As I chanced a glance at one of the doctors, R, a rather shy character, it slipped so spontaneously out of my mouth, “I have a feeling you will have an answer for me at the end of this workshop”. We made a lot of art over the next three days.
Day three: On the last day, after “witnessing” all the art we produced, now adorning the walls of the workshop room, everyone was asked to write one question on a piece of paper, and then a reply to the same question on a separate paper. Both were folded and kept aside.
Much later, as a last activity in the workshop, we are playing a game called the Oracle. Everyone reads out the question they had previously written down and must guess who from the group has the answer. The chosen participant, the “oracle”, then gives the answer , which is what she had previously written for herself.

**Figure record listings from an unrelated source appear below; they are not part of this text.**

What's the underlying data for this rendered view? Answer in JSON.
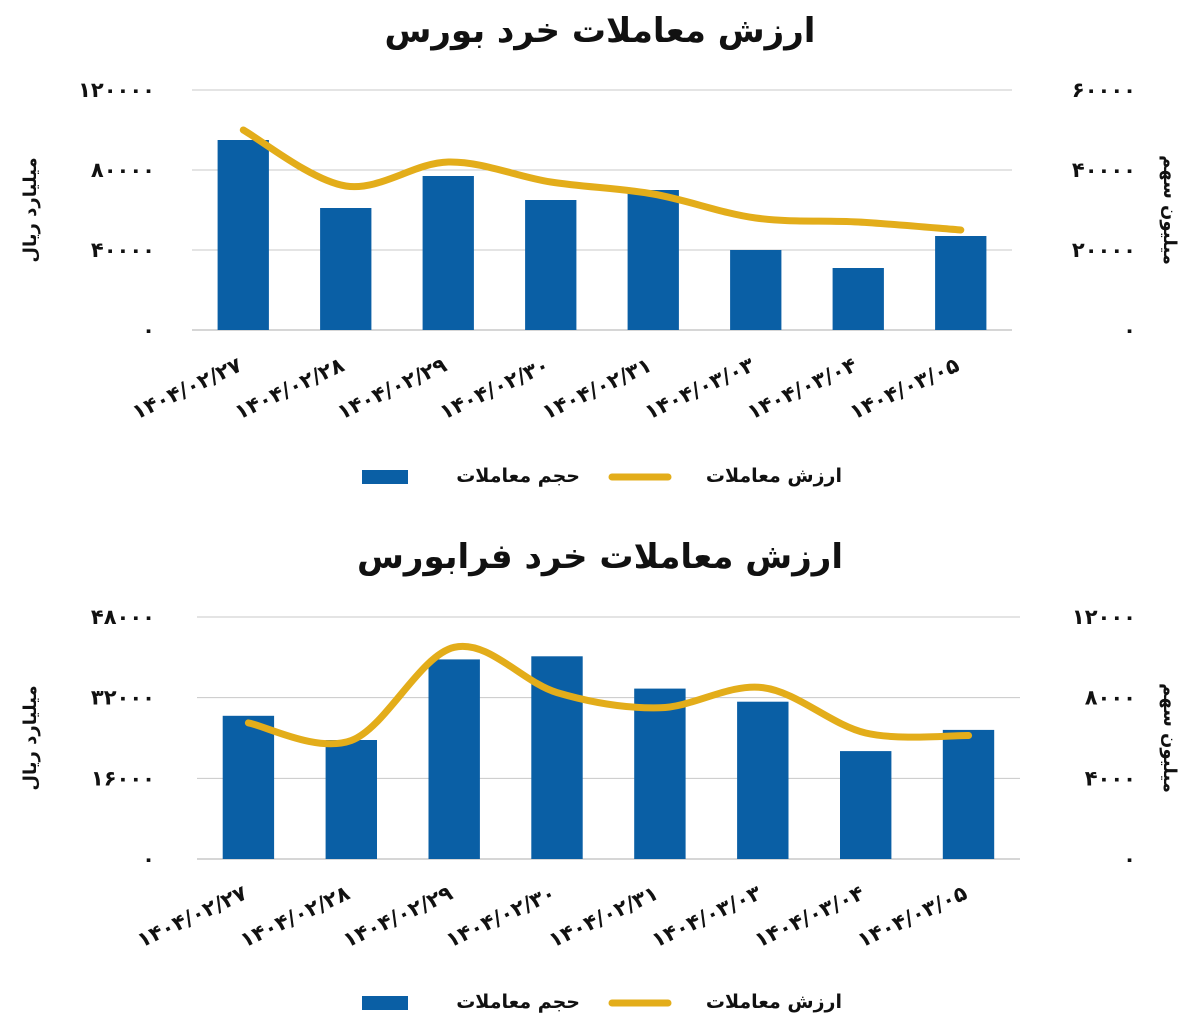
{
  "chart_data": [
    {
      "type": "bar",
      "title": "ارزش معاملات خرد بورس",
      "xlabel": "",
      "ylabel_left": "میلیارد ریال",
      "ylabel_right": "میلیون سهم",
      "categories": [
        "۱۴۰۴/۰۲/۲۷",
        "۱۴۰۴/۰۲/۲۸",
        "۱۴۰۴/۰۲/۲۹",
        "۱۴۰۴/۰۲/۳۰",
        "۱۴۰۴/۰۲/۳۱",
        "۱۴۰۴/۰۳/۰۳",
        "۱۴۰۴/۰۳/۰۴",
        "۱۴۰۴/۰۳/۰۵"
      ],
      "ylim_left": [
        0,
        120000
      ],
      "ylim_right": [
        0,
        60000
      ],
      "yticks_left": [
        "۰",
        "۴۰۰۰۰",
        "۸۰۰۰۰",
        "۱۲۰۰۰۰"
      ],
      "yticks_right": [
        "۰",
        "۲۰۰۰۰",
        "۴۰۰۰۰",
        "۶۰۰۰۰"
      ],
      "grid": true,
      "legend_position": "bottom",
      "colors": {
        "bar": "#0a5fa5",
        "line": "#e3ad1a"
      },
      "series": [
        {
          "name": "حجم معاملات",
          "type": "bar",
          "axis": "right",
          "values": [
            47500,
            30500,
            38500,
            32500,
            35000,
            20000,
            15500,
            23500
          ]
        },
        {
          "name": "ارزش معاملات",
          "type": "line",
          "axis": "left",
          "values": [
            100000,
            72000,
            84000,
            74000,
            68000,
            56000,
            54000,
            50000
          ]
        }
      ]
    },
    {
      "type": "bar",
      "title": "ارزش معاملات خرد فرابورس",
      "xlabel": "",
      "ylabel_left": "میلیارد ریال",
      "ylabel_right": "میلیون سهم",
      "categories": [
        "۱۴۰۴/۰۲/۲۷",
        "۱۴۰۴/۰۲/۲۸",
        "۱۴۰۴/۰۲/۲۹",
        "۱۴۰۴/۰۲/۳۰",
        "۱۴۰۴/۰۲/۳۱",
        "۱۴۰۴/۰۳/۰۳",
        "۱۴۰۴/۰۳/۰۴",
        "۱۴۰۴/۰۳/۰۵"
      ],
      "ylim_left": [
        0,
        48000
      ],
      "ylim_right": [
        0,
        12000
      ],
      "yticks_left": [
        "۰",
        "۱۶۰۰۰",
        "۳۲۰۰۰",
        "۴۸۰۰۰"
      ],
      "yticks_right": [
        "۰",
        "۴۰۰۰",
        "۸۰۰۰",
        "۱۲۰۰۰"
      ],
      "grid": true,
      "legend_position": "bottom",
      "colors": {
        "bar": "#0a5fa5",
        "line": "#e3ad1a"
      },
      "series": [
        {
          "name": "حجم معاملات",
          "type": "bar",
          "axis": "right",
          "values": [
            7100,
            5900,
            9900,
            10050,
            8450,
            7800,
            5350,
            6400
          ]
        },
        {
          "name": "ارزش معاملات",
          "type": "line",
          "axis": "left",
          "values": [
            27000,
            23500,
            42000,
            33000,
            30000,
            34000,
            25000,
            24500
          ]
        }
      ]
    }
  ]
}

The first person to play asked his question: “… so what if I was was not to be?”.
He looks around and then straight to R and asks for an answer. R looks at his answer first and then directly at me and reads what he has written
“ … if I was not to be, it would be you”
The perfect match of question and answer in a random game brought out surprised gasps, some giggles and goose-bumps for me. Such coincidences is what I refer to as the magic of making art in a group. It doesn’t always happen- but when it does, it touches deep our innate knowing of being connected to something bigger than us.
We have no control over these coincidences or synchronicities- we can only prepare the space and sensitise ourselves to the possibility. Such events are, in my opinion, true acts of grace and are often missed if we do not pay attention to what is around us.